Spotlight on resolutions at the AGM

  • November 13, 2018

Not to put Christmas on display before Halloween is over, but it’s time to get moving on resolutions for the February AGM.

One excellent way for members to take a role in shaping CBA policy on issues of interest to them and to the benefit of the legal profession is through the resolutions up for debate at the AGM.

Changes in the way resolutions are handled this year will make the process more interactive, giving more members a greater opportunity to participate in the deliberations.

As always, proposed resolutions are submitted to Executive Director of Advocacy Tamra Thomson. This year’s deadline is Dec. 4. Details about form and format are available on the website.

Over the next month they’re translated, checked for accuracy, and vetted by the Policy Committee to ensure they’re clear and concise.

A new procedure starts in mid-January, when the resolutions are posted online, each with its own discussion board. Any member can log in and post comments. They won’t just sit in a vacuum – sponsors of the resolutions will be required to participate as well. Members will also be able to post documents to support their arguments on the board.

“The discussion board is your opportunity to discuss issues before the meeting starts,” says Tom Laughlin, Board member and Chair of the Policy Committee. “Members said they wanted to be more involved in the process of setting CBA policy, and this is a step in that direction. We think of it as CBA Advocacy 360, a full circle where members have a say in and know more about the work in CBA’s advocacy agenda.”

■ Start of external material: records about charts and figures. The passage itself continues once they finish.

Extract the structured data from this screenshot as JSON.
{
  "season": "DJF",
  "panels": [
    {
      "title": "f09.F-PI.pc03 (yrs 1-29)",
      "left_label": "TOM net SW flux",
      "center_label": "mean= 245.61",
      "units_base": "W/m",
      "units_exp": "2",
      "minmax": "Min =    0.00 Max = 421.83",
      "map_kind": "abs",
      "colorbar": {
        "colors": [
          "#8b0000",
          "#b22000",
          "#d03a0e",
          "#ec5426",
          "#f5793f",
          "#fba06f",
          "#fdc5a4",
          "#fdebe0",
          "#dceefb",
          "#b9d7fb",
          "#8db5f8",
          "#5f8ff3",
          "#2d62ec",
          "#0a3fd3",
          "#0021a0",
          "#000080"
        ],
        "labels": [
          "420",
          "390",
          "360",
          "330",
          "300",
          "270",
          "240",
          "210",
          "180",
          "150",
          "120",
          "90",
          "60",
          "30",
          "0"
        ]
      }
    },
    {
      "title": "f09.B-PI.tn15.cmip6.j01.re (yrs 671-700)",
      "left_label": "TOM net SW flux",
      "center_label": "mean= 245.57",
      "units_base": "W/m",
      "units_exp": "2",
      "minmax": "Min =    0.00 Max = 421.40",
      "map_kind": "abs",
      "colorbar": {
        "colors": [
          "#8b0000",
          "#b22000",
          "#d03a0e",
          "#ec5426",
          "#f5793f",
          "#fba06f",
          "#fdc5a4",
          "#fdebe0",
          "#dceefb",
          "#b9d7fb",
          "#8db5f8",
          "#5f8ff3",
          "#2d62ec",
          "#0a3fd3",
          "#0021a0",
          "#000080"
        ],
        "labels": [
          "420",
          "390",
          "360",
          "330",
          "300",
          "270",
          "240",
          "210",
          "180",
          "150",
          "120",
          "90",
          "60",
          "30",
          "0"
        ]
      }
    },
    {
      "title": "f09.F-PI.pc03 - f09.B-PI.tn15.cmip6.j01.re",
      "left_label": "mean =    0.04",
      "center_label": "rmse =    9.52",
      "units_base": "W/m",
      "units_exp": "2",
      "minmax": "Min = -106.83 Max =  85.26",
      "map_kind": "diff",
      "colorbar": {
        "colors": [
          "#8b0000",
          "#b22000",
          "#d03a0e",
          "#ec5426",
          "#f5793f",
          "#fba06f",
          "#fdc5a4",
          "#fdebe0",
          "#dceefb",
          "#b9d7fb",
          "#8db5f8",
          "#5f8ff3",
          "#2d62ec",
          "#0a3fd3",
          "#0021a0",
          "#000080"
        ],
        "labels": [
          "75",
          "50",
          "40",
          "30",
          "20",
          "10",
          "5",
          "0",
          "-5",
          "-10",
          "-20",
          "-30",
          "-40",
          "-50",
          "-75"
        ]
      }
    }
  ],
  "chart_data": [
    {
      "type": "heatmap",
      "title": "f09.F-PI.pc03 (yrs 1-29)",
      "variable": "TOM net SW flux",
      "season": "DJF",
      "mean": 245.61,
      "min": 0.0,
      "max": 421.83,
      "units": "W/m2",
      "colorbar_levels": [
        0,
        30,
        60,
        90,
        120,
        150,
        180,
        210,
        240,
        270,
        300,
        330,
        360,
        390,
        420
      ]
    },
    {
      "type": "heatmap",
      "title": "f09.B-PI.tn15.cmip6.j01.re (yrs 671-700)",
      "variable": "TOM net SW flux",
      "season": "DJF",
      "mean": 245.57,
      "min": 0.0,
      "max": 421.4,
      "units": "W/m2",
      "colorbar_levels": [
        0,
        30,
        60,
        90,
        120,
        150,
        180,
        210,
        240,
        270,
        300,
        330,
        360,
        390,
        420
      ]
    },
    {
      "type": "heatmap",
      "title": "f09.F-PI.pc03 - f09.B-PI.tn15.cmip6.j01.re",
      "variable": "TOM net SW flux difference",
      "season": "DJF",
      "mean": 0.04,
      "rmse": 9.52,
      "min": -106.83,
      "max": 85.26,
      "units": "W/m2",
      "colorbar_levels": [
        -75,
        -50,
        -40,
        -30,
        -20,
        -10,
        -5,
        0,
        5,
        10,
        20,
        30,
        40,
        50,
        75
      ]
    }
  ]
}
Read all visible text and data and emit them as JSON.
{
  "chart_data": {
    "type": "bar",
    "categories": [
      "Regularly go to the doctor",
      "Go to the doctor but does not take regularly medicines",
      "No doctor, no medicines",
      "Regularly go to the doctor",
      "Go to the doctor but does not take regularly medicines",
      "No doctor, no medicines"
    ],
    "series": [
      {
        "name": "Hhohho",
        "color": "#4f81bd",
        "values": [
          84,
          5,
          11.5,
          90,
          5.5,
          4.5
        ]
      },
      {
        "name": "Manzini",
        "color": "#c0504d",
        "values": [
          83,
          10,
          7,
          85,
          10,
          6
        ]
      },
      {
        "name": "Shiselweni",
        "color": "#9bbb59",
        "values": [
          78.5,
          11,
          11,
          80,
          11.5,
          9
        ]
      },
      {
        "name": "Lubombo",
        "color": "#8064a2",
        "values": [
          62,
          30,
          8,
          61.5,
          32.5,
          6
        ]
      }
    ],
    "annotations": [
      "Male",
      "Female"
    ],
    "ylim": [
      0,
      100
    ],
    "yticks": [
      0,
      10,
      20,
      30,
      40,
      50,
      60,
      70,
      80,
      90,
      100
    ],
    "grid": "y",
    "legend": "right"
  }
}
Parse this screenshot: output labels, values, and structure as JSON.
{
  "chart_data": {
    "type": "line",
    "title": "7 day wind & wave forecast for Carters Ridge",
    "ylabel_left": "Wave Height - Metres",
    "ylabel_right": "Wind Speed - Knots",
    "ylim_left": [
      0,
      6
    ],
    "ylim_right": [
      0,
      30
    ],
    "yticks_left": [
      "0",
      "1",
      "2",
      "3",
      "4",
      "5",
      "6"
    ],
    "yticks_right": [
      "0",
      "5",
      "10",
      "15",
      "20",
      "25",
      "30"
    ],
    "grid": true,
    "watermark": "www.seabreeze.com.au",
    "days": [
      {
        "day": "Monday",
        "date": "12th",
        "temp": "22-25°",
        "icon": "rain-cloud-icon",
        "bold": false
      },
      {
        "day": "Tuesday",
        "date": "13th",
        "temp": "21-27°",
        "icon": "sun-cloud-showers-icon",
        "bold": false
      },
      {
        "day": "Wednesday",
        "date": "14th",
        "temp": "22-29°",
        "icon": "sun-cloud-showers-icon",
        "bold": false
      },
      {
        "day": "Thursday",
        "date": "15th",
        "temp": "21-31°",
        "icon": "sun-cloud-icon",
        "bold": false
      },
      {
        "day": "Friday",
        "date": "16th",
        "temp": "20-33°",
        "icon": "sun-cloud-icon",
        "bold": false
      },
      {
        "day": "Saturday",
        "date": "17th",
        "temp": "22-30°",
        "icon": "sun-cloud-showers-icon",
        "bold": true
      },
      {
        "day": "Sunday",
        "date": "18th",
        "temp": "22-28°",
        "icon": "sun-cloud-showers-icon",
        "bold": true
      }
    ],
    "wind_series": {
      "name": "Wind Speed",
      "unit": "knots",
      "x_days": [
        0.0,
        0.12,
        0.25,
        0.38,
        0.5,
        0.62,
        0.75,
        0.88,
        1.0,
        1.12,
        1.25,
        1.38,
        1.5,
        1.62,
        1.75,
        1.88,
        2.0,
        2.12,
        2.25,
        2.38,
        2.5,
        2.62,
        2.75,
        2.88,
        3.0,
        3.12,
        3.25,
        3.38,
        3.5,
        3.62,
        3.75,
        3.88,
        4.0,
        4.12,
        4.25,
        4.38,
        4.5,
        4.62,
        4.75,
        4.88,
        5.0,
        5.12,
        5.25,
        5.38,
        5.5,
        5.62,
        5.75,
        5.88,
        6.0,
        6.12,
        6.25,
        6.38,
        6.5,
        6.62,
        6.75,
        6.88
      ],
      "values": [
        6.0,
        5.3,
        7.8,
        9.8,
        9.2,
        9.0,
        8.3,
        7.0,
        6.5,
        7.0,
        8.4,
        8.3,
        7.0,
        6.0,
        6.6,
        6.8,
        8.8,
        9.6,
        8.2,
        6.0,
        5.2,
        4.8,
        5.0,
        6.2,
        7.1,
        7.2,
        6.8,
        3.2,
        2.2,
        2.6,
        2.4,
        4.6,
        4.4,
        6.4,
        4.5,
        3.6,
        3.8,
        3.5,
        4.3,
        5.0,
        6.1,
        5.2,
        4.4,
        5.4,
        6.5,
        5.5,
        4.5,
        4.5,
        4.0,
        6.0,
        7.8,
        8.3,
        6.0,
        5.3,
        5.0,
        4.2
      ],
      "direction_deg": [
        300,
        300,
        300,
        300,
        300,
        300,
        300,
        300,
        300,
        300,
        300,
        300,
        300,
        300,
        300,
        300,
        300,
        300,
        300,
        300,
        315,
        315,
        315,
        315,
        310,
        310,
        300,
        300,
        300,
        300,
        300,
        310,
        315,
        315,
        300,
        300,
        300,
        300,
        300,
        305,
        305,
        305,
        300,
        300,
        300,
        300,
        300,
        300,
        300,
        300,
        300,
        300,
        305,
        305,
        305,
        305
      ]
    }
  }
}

Also new this year, any proposed amendments to a resolution must be submitted (again to Thomson) by Jan. 25. So members are encouraged to visit the site early, to study the resolutions on offer, and to check out the discussion around them – in case they think something might be missing.

Members should also let Thomson know if they plan to speak to the motion at the AGM. Knowing what to expect from the floor helps the organizers better plan the meeting agenda because it gives them an idea of how much time they will need to set aside for debate. Movers will have five minutes to speak, while other members will have three.

“With the new process we’re trying to streamline the debate at the AGM, where there’s limited time available, but still give everyone a chance to have their say,” says Laughlin, noting that the 2019 meeting will be extended from 2½ to three hours. “Some members have been frustrated by the short time for debate, so these measures ensure that we have more time for discussion.”